Pay-it-forward as a strategy to increase vaccine uptake

An article in BMC Global and Public Health examines the pay-it-forward strategy as a promising solution to increase vaccine uptake by encouraging individuals who receive subsidies or free vaccines to donate for future recipients, fostering community engagement and trust in vaccine services. The article also looks at the challenges in scaling up and sustaining this strategy which should be addressed through future large-scale implementation trials.

Core Mechanism

A 3-component approach combining:

  1. Financial support: Subsidized/free vaccines funded by community donations.

  2. Education: Culturally tailored messages (e.g., postcards, digital content) addressing knowledge gaps.

  3. Reciprocity: Recipients “pay forward” gifts/donations for future beneficiaries, fostering community trust.

Evidence of Effectiveness

  • HPV vaccination (China RCT): 34% uptake in pay-it-forward vs. 18% in standard care; reduced vaccine delays by 17%.

  • Influenza vaccination (quasi-experimental): 74% uptake vs. 37% in control; significantly higher confidence in vaccine safety/importance.
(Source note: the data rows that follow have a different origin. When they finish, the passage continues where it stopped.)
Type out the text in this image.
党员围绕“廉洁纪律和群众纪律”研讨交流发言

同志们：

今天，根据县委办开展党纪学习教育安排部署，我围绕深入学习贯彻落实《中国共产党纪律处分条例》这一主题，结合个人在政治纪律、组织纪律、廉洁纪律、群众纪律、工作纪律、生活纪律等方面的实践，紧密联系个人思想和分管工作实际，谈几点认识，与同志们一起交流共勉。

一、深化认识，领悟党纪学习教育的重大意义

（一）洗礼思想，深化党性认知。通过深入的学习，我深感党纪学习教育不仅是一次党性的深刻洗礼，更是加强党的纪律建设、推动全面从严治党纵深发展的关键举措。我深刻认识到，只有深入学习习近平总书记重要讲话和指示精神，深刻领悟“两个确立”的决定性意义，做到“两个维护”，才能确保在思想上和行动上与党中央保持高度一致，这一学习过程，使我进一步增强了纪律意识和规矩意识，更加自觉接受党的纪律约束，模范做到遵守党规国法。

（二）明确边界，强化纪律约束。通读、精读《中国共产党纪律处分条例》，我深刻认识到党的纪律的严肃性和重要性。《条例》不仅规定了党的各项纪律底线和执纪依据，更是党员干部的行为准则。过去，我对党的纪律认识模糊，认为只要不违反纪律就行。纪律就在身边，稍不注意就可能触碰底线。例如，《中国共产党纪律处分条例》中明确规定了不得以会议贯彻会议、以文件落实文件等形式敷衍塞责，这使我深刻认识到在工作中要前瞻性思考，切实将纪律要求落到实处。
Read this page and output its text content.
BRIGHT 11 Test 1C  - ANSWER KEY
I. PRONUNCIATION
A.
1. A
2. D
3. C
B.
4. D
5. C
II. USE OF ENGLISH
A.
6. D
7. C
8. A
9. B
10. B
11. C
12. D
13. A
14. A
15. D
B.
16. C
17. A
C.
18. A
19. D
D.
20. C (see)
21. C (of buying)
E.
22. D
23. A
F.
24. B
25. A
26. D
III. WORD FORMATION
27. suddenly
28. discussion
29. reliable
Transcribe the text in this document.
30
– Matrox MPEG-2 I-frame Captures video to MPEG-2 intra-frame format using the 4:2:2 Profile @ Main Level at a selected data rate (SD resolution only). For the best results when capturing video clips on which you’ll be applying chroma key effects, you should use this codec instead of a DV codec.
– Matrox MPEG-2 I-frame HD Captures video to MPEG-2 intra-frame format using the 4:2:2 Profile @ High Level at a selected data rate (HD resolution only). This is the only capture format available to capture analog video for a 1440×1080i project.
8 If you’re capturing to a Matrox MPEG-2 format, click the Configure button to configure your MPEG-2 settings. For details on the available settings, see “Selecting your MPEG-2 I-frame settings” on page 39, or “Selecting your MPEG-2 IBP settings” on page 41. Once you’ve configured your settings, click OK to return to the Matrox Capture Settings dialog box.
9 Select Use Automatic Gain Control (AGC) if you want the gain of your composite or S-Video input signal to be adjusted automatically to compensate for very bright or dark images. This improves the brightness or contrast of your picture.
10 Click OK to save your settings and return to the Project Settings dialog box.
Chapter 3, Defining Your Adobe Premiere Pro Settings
  • Key driver: Upstream reciprocity—78% of participants cited community solidarity as motivation.

Practical Implementation for MICs

  • Address dual barriers:

    • Use subsidies for affordability (especially for user-fee vaccines like HPV).
    • Leverage peer messages (e.g., postcards, social media) to combat hesitancy.
  • Adapt delivery:

    • Collectivist settings: Frame around community responsibility.
    • Digital integration: Use apps/social media to reduce staffing needs (pilot-trial ongoing: ChiCTR2300079291).
  • Sustainability: Partner with local NGOs for transparent fund management (covers 13–32% of costs in trials).

Key Challenges & Mitigation

Challenge Solution for MICs
Cultural acceptability Co-design messaging with communities
Staff/time intensity Digital tools + integrate with existing campaigns
Financial viability Hybrid financing: Combine with govt subsidies

Use Cases & Scalability

  • Priority contexts: Migrant populations, rural areas, user-fee vaccines.

  • Transitional role: Complements (but doesn’t replace) govt programs during UHC expansion.

  • Next steps: Test in routine immunization systems; evaluate long-term behavior change.